Many lack a retirement plan at work and have little ability to save

By + More

For workers without a traditional pension, retirement is a do-it-yourself affair. But the majority of Americans have not done any retirement planning, according to research released today. Only 42 percent of working Americans have ever tried to figure out how much they need to save for retirement, the survey conducted by the Treasury Department, President’s Advisory Council on Financial Literacy, and the FINRA Investor Education Foundation found. Even among those closest to retirement, just 51 percent of Americans between the ages of 45 and 59 have attempted to calculate how much they must accumulate.

[See America's Best Affordable Places to Retire.]

The telephone survey of 1,488 Americans found that only half of respondents (51 percent) have a retirement plan at work. Even fewer people (28 percent) have retirement accounts outside of their workplace plan. Among those who have a retirement plan through their employer, most people reported having a 401(k) or similar retirement account (72 percent) that requires the individual to make investment decisions.

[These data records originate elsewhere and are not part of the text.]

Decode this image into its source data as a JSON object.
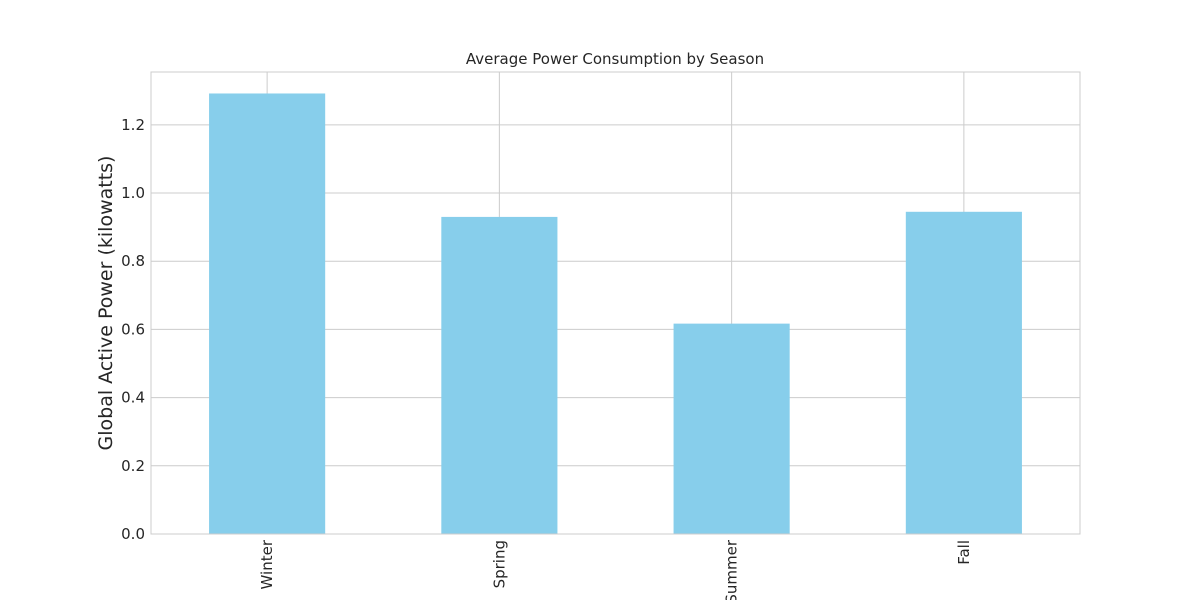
{
  "chart_data": {
    "type": "bar",
    "title": "Average Power Consumption by Season",
    "xlabel": "",
    "ylabel": "Global Active Power (kilowatts)",
    "categories": [
      "Winter",
      "Spring",
      "Summer",
      "Fall"
    ],
    "values": [
      1.292,
      0.93,
      0.617,
      0.945
    ],
    "ylim": [
      0,
      1.355
    ],
    "yticks": [
      0.0,
      0.2,
      0.4,
      0.6,
      0.8,
      1.0,
      1.2
    ],
    "ytick_labels": [
      "0.0",
      "0.2",
      "0.4",
      "0.6",
      "0.8",
      "1.0",
      "1.2"
    ],
    "grid": true,
    "legend": "none",
    "bar_color": "#87ceeb",
    "grid_color": "#cccccc",
    "axis_color": "#cccccc"
  }
}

Most respondents (79 percent) said they regularly contribute to a retirement account. About half (46 percent) of the retirement savers reported investing in stocks, bonds, mutual funds, or some combination of the three. However, a sizable portion of these investors could not describe how their retirement assets were invested. For example, 17 percent of the survey respondents did not know whether their nest egg was invested in stocks or stock mutual funds and 37 percent were unsure if their assets were invested primarily in a life-cycle or target-date fund.

[See Is Retirement a Right or a Privilege?]

Many workers also said they did not pay attention to their annual statements from the Social Security Administration (SSA) outlining their expected retirement benefits. While 66 percent of individuals who are not yet retired acknowledged receiving the statements that SSA has been mailing to workers since 1995, most said they did not use the information to make decisions about when to retire or sign up for Social Security benefits.

[See 10 Sources of Retirement Income.]

Retirees in the survey say they rely primarily on Social Security (81 percent) and traditional pension payments (63 percent) to pay their daily living expenses. Far fewer retirees finance their retirement using withdrawals from savings (26 percent), dividend or interest income (23 percent), wages (17 percent), rental or real estate income (12 percent), financial support from family (3 percent), or a reverse mortgage (1 percent).